# What's on HD in your Zip Code?



## Richard King (Mar 25, 2002)

WhereIsHD.com
It's still in beta, but it's a start.


----------



## Richard King (Mar 25, 2002)

I have emailed the developer to keep an eye out on the three places where I posted this. When making comments relating to the information be sure to post your Zip Code. If you don't the comments are of no use.


----------



## DStroyer (May 9, 2007)

That's a pretty handy website! Can we just post corrections here? (If not, feel free to delete.)

Zip: 18702

Local Broadcast:

56.2 is a simulcast of WSWB-DT
56.3 is a simulcast of My Network TV WQMY-TV Williamsport (I don't think they have a WQMY-DT on the air yet.)


----------



## tnsprin (Mar 16, 2003)

I will be reviewing my locals to double check HD later, I think I see some errors.

However his DISH hD pages need some serious revision. 
e.g 
HdNET 99% (well perhaps thats right, although I don't remember seeing any SD there)
TNT-HD 100% (But thats ridiculous as are several of the other 100% channels listed)


----------



## jgurley (Feb 1, 2005)

zip code: 24153


----------



## phrelin (Jan 18, 2007)

Ok, I'm confused. My zip 95490. What I see on the charts is that Dish gobbles up bandwidth to offer _*GOLFVS Golf Channel/Versus HD*_ with 1% HD, while Direct is delivering a general interest channel like _*USAHD USA Network HD*_ with 43% HD. Is this right? If so, is this because Charlie plays golf?

And I'm not going to get Galactica:Razor in HD on Nov 24!


----------



## tnsprin (Mar 16, 2003)

phrelin said:


> Ok, I'm confused.

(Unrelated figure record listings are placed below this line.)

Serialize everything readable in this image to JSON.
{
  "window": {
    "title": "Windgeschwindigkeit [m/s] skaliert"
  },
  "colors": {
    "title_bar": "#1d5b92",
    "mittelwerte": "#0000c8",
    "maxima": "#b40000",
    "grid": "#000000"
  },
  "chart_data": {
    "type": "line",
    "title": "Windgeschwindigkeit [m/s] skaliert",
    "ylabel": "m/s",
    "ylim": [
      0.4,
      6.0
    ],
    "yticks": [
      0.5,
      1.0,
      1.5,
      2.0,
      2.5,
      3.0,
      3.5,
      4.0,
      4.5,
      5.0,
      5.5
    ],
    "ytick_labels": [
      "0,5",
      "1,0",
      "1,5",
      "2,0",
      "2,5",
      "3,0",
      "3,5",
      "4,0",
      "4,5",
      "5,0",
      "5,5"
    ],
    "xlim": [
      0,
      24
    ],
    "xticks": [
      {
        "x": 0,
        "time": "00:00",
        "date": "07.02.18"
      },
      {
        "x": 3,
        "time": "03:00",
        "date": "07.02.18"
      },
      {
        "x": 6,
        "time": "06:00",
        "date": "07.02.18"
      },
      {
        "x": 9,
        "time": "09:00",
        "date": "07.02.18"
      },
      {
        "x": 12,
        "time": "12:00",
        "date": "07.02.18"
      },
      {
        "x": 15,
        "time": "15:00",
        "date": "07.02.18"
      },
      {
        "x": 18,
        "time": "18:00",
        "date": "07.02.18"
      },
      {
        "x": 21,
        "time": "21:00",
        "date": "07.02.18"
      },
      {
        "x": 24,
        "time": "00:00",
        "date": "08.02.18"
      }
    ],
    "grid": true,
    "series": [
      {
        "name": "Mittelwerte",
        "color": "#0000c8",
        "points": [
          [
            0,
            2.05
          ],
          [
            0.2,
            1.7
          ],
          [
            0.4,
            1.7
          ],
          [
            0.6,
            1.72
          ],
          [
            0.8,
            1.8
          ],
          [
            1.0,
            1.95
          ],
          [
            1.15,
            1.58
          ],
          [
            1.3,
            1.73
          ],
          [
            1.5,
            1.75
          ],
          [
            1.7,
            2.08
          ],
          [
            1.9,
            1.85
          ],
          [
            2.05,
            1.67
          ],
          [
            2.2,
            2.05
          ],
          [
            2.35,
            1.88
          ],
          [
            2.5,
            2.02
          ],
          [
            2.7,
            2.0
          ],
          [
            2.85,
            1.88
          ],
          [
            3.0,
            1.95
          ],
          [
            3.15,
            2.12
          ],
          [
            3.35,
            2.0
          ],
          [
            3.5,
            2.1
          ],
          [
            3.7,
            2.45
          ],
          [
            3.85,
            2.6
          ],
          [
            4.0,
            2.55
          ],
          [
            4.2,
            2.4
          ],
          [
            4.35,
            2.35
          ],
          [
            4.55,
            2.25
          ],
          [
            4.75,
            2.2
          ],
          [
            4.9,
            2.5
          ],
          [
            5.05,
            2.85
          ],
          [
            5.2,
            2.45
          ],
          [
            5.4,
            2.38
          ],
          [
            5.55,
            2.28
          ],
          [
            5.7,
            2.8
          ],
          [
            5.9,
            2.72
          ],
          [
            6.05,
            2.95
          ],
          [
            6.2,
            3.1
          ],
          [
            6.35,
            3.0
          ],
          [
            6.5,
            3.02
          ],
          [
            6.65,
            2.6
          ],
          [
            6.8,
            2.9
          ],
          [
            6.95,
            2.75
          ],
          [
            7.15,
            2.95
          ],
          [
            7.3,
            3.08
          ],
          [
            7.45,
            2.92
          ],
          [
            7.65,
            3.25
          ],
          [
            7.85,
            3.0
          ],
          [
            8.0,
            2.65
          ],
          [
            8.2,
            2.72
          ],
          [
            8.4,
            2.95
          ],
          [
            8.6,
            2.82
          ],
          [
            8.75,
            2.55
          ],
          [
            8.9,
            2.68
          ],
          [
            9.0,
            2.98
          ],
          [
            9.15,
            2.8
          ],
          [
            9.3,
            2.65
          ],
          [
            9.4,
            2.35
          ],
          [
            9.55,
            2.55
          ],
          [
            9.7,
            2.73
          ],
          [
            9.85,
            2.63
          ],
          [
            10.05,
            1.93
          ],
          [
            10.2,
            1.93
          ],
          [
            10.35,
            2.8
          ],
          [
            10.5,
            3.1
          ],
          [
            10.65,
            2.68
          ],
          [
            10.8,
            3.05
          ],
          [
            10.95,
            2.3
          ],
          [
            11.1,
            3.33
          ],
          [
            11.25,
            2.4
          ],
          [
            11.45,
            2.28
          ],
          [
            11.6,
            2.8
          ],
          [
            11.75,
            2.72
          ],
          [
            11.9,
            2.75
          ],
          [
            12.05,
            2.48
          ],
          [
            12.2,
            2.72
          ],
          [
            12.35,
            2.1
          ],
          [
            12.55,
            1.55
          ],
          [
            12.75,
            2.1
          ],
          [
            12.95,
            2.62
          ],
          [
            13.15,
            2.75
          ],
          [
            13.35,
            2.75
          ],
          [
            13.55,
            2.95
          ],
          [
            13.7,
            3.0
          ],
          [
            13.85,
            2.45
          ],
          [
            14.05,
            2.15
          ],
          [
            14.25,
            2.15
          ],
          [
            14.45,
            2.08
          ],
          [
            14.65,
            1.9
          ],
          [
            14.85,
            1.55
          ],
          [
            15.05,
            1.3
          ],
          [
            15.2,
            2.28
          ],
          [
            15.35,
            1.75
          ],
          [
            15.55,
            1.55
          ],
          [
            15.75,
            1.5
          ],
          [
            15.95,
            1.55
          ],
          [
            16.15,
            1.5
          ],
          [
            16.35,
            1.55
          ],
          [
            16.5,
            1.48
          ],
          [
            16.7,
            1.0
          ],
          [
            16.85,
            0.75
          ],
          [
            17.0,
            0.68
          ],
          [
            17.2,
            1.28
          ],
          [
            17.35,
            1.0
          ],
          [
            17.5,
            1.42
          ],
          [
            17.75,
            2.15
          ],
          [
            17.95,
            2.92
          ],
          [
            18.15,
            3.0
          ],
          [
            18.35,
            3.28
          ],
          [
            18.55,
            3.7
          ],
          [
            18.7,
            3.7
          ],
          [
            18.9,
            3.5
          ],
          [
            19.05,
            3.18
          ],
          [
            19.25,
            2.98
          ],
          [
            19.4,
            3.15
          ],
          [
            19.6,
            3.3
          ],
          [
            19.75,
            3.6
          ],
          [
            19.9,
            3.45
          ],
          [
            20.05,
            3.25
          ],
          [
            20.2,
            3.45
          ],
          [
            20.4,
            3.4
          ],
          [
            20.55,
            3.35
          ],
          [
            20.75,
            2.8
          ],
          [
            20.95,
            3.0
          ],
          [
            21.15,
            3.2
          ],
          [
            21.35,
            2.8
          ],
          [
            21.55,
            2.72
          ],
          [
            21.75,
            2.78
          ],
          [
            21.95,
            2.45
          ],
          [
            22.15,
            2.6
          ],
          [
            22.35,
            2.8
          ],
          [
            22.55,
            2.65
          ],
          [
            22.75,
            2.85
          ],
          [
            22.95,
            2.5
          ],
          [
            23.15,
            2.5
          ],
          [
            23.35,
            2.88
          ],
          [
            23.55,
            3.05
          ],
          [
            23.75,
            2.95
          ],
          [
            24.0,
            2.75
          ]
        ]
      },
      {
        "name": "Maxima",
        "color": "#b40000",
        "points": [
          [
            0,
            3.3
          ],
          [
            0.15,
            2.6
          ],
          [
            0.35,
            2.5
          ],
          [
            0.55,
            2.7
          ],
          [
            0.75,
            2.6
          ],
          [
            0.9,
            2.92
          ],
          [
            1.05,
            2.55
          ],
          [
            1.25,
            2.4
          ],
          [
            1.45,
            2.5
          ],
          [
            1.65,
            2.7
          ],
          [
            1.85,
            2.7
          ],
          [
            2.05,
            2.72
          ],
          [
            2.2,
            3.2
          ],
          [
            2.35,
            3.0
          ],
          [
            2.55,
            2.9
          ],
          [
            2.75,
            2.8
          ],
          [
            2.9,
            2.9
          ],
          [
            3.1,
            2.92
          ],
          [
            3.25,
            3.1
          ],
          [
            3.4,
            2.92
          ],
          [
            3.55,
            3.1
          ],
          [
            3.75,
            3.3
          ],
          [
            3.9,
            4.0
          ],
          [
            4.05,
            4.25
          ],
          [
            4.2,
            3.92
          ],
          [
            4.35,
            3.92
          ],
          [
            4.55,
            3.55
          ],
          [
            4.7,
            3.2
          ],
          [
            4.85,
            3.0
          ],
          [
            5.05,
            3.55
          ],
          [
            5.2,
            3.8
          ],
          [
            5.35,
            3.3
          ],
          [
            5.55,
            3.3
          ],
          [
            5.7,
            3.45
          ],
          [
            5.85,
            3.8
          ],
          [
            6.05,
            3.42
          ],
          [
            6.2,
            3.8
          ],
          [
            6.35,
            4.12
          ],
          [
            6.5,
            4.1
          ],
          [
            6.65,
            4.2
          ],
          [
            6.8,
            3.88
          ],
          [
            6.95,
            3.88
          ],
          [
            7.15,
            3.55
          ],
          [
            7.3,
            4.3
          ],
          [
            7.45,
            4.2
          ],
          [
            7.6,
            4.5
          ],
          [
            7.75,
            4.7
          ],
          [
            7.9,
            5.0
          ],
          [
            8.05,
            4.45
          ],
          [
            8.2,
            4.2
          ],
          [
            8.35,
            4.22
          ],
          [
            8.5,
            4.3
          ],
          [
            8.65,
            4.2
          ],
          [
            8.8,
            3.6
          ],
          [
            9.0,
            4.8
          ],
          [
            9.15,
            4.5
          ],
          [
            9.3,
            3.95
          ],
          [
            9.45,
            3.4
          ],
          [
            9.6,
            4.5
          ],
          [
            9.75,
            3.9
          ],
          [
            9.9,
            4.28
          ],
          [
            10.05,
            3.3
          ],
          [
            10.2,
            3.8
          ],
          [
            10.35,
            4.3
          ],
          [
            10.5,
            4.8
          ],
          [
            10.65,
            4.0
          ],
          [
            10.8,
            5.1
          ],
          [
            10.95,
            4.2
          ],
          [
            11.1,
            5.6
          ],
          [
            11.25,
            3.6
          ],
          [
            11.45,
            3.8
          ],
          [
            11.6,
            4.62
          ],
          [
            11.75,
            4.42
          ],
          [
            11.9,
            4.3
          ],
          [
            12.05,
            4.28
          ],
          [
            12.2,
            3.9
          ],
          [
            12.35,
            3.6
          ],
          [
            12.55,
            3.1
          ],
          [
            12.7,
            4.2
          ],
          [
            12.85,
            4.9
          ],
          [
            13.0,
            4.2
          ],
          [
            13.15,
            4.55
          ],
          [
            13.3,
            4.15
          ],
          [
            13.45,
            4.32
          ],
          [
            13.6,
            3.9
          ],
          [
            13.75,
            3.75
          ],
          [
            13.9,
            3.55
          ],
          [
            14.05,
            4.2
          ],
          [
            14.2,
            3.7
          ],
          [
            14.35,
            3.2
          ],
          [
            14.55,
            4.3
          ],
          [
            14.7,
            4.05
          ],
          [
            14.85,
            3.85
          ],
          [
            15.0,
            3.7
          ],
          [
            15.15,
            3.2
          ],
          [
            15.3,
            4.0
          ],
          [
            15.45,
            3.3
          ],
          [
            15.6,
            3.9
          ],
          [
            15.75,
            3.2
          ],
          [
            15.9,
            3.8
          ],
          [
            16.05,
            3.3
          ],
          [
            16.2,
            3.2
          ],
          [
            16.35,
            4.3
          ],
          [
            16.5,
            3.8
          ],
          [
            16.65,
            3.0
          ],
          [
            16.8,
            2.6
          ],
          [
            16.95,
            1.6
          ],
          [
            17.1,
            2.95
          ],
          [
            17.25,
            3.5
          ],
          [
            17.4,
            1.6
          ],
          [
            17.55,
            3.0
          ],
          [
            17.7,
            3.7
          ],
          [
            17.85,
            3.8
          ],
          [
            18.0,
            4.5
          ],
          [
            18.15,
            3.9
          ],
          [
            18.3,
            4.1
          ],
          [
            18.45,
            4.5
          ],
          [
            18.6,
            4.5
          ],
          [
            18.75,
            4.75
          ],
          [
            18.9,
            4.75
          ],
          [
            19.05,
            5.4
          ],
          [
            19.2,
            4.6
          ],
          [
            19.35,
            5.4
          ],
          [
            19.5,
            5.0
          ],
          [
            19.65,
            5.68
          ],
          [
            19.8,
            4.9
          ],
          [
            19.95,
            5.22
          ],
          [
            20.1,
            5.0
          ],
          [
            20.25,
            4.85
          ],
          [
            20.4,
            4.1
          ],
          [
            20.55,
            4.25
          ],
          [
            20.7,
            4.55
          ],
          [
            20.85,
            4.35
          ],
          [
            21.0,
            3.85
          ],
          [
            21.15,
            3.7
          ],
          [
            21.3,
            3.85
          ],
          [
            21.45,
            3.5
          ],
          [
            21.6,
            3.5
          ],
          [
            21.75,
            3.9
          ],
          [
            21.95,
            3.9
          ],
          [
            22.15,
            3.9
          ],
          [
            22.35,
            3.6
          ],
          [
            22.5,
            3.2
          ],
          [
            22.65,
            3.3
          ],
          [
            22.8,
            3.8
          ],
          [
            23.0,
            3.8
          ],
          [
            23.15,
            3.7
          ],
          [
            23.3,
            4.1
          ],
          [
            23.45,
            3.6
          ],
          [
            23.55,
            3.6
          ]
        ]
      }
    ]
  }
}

My zip 95490. What I see on the charts is that Dish gobbles up bandwidth to offer _*GOLFVS Golf Channel/Versus HD*_ with 1% HD, while Direct is delivering a general interest channel like _*USAHD USA Network HD*_ with 43% HD. Is this right? If so, is this because Charlie plays golf?
> 
> And I'm not going to get Galactica:Razor in HD on Nov 24!


The percentages are wrong. But this is the wrong forum to comment about the which and why of channels offered by E* or D*.


----------



## tnsprin (Mar 16, 2003)

NY DMA corrections (
OTA
7.2 (WABCDT-2) offers 0% hd. Only 7.1 show HD
13.1 (WNETDT) Shows mostly HD but have never seen HD on 13.2
A see a similar pattern on most of the other PBS stations multiple channels shown for HD where, in all but one case I have never seen HD on more than one subchannel.
25.2 (WNYE-DT2) Not sure if they are Actully HD but they are showing widescreen programming (seemed only to be stretched material when I checked)
Dish Satellite locals
For the Dish Network Locals I see some inconsistency on what is being reported. WCBS is reported as 56 when it is seen either as 6301 or 002-0.
WRNN is carried only as a sd station (8116 or 62.0), I don't think you want to start listing all the SD stations locals available on Dish Network)


----------



## phrelin (Jan 18, 2007)

tnsprin said:


> The percentages are wrong.


Thanks, good to know not to rely on those numbers.


----------



## James Long (Apr 17, 2003)

Yep ... TBS and TNT 100% HD ... not quite.


----------



## Michael P (Oct 27, 2004)

I'm impressed! It correctly listed the one OOM signal that hits my antenna 24/7 in addition to every in-market signal!

BTW that's for 44134


----------